Plain “Béla Moldován” until 1933, in that year he officially took his mother’s family name as a prefix to his own. She was from an old titled family (Zombory de Tarczal) and had died when he was ten.

He was a lifelong conservative by temperament, a lover of old and well-worn things, and a determined disparager of modernist tendencies in art; but he disliked the increasingly rightward drift under the Horthy regime from the mid-1930s, and spurned an invitation to join the so-called Order of Gallantry (Vitézi Rend) established by the regime as elite guardians of the nationalist flame.
[9]
Following the German military occupation of Hungary in March 1944, at great personal risk, he sheltered a Jewish family from deportation and murder,
[10]
and he had nothing but contempt for the Hungarian Fascists, the Arrow Cross (Nyilasok), who came to power in October of that year. (He was characteristically bemused by the unannounced visit, shortly after the war, of a deputation from the local synagogue who insisted on blessing him as a “righteous Gentile.”)

The establishment of a Moscow-sponsored Communist regime in Hungary after World War II was a personal as well as a national catastrophe. Béla was interrogated by the secret police, the dreaded ÁVO, at their headquarters at 60 Andrássy Avenue. In 1946, caught up in a purge of “right-wing elements” from public service in which some sixty thousand officials were removed from their posts, Béla was dismissed from the School of Applied Arts. Unable to sell his work and excluded from the state-approved artists’ organizations after the Communists tightened their grip on power from 1948, he withdrew into virtual seclusion, spending long periods alone in the little thatched summer house he had designed in the 1930s at Balatonfüred in western Hungary. There, he occupied himself with making paintings, watercolors, and etchings of the region’s open landscapes and the shores of Lake Balaton, getting about on an ancient black bicycle. These are probably his finest body of work: Restrained, modest in scale, and filled with a quiet, calm luminosity, they express his love of the land. The writing of this memoir—part of an unfinished wider project—probably also dates from this period.
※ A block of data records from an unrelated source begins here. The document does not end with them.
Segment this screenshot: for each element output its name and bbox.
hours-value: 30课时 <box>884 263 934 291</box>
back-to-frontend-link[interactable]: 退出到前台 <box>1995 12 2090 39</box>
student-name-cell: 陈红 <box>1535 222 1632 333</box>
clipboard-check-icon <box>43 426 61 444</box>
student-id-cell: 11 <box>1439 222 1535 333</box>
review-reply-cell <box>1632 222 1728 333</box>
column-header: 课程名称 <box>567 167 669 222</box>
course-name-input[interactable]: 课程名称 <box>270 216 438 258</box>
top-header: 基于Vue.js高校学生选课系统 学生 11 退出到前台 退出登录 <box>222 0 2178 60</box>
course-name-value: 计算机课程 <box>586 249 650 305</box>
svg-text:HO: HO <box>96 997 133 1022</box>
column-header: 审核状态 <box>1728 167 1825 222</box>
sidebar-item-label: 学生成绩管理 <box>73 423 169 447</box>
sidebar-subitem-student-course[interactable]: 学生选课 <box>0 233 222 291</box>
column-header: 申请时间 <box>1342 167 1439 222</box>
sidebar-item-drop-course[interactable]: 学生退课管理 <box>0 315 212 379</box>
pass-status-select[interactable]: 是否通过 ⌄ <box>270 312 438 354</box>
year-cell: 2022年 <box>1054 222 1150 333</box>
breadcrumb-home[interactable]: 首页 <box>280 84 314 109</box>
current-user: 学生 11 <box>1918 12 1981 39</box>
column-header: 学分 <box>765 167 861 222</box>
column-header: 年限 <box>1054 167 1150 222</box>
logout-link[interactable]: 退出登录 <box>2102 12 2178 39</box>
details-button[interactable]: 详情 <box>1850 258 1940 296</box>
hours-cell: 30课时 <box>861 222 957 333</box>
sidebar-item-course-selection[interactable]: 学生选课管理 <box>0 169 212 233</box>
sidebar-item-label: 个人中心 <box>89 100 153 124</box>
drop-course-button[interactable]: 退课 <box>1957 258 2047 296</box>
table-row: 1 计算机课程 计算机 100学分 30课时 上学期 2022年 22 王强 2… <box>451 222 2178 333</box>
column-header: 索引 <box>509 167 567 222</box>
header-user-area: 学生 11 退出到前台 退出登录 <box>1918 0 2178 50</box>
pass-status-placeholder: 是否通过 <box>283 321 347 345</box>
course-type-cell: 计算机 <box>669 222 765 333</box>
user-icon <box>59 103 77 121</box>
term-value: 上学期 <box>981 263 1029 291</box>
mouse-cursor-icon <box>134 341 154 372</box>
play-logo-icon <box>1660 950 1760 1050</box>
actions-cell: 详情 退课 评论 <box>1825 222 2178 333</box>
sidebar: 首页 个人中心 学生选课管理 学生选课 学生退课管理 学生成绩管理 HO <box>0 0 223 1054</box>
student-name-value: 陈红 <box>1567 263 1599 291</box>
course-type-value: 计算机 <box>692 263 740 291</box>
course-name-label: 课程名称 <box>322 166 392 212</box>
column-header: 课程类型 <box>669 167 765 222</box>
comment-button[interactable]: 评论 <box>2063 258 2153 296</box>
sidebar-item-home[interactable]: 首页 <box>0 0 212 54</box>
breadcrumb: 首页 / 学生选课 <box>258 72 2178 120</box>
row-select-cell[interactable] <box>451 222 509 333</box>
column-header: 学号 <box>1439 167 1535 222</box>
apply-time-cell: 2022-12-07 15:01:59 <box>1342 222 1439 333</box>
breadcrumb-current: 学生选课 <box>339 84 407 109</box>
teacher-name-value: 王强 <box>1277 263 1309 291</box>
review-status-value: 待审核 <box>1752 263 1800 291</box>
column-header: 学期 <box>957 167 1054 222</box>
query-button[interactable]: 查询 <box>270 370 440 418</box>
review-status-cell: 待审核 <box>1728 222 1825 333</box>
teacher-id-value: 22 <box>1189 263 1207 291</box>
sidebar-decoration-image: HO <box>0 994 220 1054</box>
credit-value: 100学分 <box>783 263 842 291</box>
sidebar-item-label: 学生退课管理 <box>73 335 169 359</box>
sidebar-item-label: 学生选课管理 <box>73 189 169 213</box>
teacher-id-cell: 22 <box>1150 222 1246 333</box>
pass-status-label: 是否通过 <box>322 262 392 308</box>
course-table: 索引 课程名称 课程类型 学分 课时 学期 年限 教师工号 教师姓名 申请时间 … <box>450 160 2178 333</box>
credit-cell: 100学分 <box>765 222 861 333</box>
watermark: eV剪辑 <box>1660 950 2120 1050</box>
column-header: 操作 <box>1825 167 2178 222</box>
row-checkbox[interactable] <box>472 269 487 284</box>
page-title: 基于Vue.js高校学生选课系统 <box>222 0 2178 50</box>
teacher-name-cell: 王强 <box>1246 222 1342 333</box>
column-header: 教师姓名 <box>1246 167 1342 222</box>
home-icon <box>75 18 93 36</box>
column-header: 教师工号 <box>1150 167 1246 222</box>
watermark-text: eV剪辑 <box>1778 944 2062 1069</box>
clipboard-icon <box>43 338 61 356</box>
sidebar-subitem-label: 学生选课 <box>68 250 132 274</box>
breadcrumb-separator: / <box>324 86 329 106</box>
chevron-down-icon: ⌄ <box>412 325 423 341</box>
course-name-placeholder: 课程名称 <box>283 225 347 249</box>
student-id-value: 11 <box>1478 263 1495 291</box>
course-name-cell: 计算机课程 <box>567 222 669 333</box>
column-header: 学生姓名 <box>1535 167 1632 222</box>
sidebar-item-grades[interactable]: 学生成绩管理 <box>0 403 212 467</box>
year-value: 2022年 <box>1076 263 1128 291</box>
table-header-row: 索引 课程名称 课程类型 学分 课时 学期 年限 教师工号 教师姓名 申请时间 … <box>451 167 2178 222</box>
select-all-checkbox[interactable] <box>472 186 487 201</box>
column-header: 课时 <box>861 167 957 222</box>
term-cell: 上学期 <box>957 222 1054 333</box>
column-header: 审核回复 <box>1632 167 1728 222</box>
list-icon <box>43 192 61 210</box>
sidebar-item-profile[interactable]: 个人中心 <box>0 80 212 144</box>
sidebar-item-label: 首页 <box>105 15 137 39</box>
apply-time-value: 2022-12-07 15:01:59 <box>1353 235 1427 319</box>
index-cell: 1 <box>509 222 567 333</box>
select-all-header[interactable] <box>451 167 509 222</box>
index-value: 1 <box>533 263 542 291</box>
Béla Zombory-Moldován died at Balatonfüred on August 20, 1967.

My childhood memories of him are of his last years. He came to visit us in England when I was about six; an old man, but erect and dapper in a well-cut Prince of Wales check suit, leather gloves casually clasped in one hand, a homburg tilted just so above piercing eyes, and a neatly trimmed gray moustache. Even in those days, he seemed to belong to a distant, more graceful age. He spoke quietly and chose his words with care. He had the air of a man used to being respected.